Visualization of an unstable coiled coil from the scallop myosin rod

alpha-Helical coiled coils in muscle exemplify simplicity and economy of protein design: small variations in sequence lead to remarkable diversity in cellular functions(1,2). Myosin II is the key protein in muscle contraction, and the molecule's two-chain alpha-helical coiled-coil rod region-towards the carboxy terminus of the heavy chain-has unusual structural and dynamic features.
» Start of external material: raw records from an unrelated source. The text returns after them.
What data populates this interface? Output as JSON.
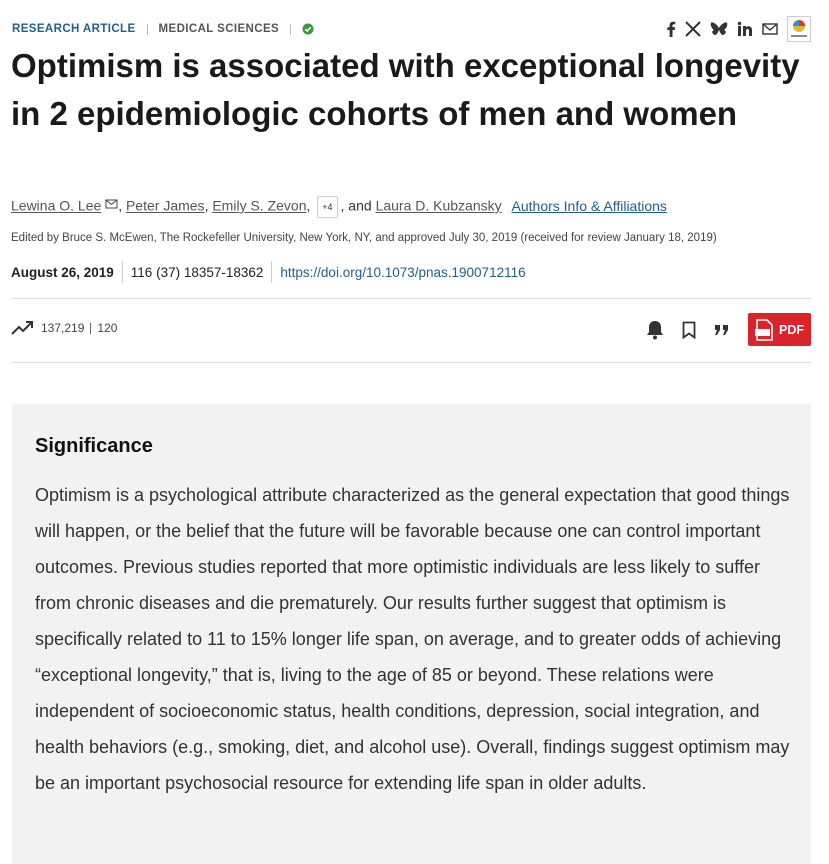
{
  "header": {
    "category": "RESEARCH ARTICLE",
    "subject": "MEDICAL SCIENCES"
  },
  "title": "Optimism is associated with exceptional longevity in 2 epidemiologic cohorts of men and women",
  "byline": {
    "authors": [
      "Lewina O. Lee",
      "Peter James",
      "Emily S. Zevon"
    ],
    "separator": ",",
    "more": "+4",
    "conjunction": ", and",
    "last_author": "Laura D. Kubzansky",
    "info_link": "Authors Info & Affiliations"
  },
  "edited_by": "Edited by Bruce S. McEwen, The Rockefeller University, New York, NY, and approved July 30, 2019 (received for review January 18, 2019)",
  "publication": {
    "date": "August 26, 2019",
    "citation": "116 (37) 18357-18362",
    "doi": "https://doi.org/10.1073/pnas.1900712116"
  },
  "metrics": {
    "views": "137,219",
    "citations": "120"
  },
  "actions": {
    "pdf": "PDF"
  },
  "significance": {
    "heading": "Significance",
    "text": "Optimism is a psychological attribute characterized as the general expectation that good things will happen, or the belief that the future will be favorable because one can control important outcomes. Previous studies reported that more optimistic individuals are less likely to suffer from chronic diseases and die prematurely. Our results further suggest that optimism is specifically related to 11 to 15% longer life span, on average, and to greater odds of achieving “exceptional longevity,” that is, living to the age of 85 or beyond. These relations were independent of socioeconomic status, health conditions, depression, social integration, and health behaviors (e.g., smoking, diet, and alcohol use). Overall, findings suggest optimism may be an important psychosocial resource for extending life span in older adults."
  }
}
The amino-terminal subfragment-2 (S2) domains of the rods can swing out from the thick filament backbone at a hinge in the coiled coil, allowing the two myosin 'heads' and their motor domains to interact with actin and generate tension(3). Most of the S2 rod appears to be a flexible coiled coil, but studies suggest that the structure at the N-terminal region is unstable(4-6), and unwinding or bending of the alpha-helices near the head-rod junction seems necessary for many of myosin's functional properties(7,8). Here we show the physical basis of a particularly weak coiled-coil segment by determining the 2.5-Angstrom-resolution crystal structure of a leucine-zipper-stabilized fragment of the scallop striated-muscle myosin rod adjacent to the head-rod junction. The N-terminal 14 residues are poorly ordered; the rest of the S2 segment forms a flexible coiled coil with poorly packed core residues. The unusual absence of inter-helical salt bridges here exposes apolar core atoms to solvent.